I followed the back roads into Belmont and ended up at Rock Meadow, feeling pleasantly sinister as I pulled onto the dirt shoulder and slowly got out of the car like a suspect in a Perry Mason episode. Entered the meadow on a path through tall grass, a darker indentation. Came out into the wide view. And saw the first spark.  Firefly!

The man with the faltering step clumped his way along the boardwalk. I was invisible, like the tree that falls noiselessly. No one was around to see my Adventures of Tintin t-shirt. Mosquitoes registered my presence, but I thwarted them with my Deet. They hate Deet. You just have to say "deet" and they leave you in peace.

More fireflies were trying the dark, finding it a lightworthy medium.
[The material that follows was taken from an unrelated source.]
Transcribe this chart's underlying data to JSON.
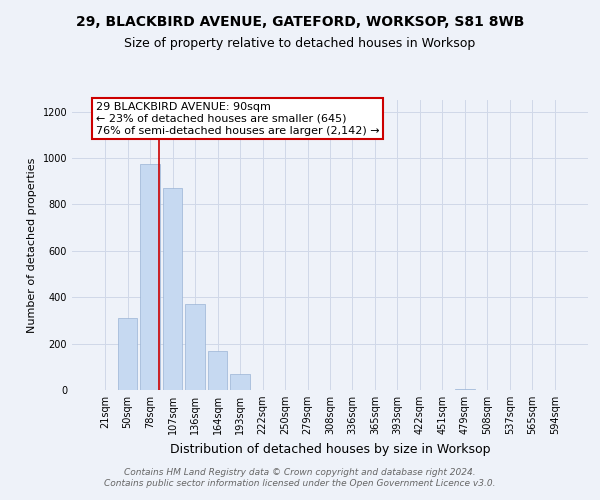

I walked and took them in, collecting sparks and flashes, discerning color—yellow, a few white—and duration—mostly periods, a few elongated into dashes—and profusion—more in the wetter swale, fewer in the drier. Sometimes I watched without glasses, widening each spark into a ghostlier sequin, a trick I've tried with frozen rain and fireworks displays.

They simultaneously invite and resist analysis. The word bioluminescence is approximately the length of one flash. A cold, chemical light is too cold and chemical a fact. That it is a summer delight and fantastic, serving a practical purpose that translates as romantic— getting warmer.  Cool signals; meadow lights. Keep it brief.

As I neared the apogee of my walk, a yolky light was gathering near the top of a tree along Mill Street. I stood a while, waiting for it; then, impatient, moved myself, making it rise free again, the moon that had shyly followed me, yet was still back at Robbins Farm and a million other places.

Now I had two companions of light: the big chummy moon and the collective telegraphy of fireflies: one constant, a bit solemn, like a god looking for a friend; the other inconstant, but exciting, a language come to life, now an eachness of separate signals, now an orchestral wholeness of meadowspeak, which if it had music, might be Mendelssohn's Midsummer Night Dream Overture.  

Hard to leave these companions, but what's a hello without a goodbye? A midsummer night's dream, maybe; dream optional. I backed out slowly to a few final firefly flashes—those last, long, midsummer notes—and gave a farewell salute to the moon--which deserves its own song.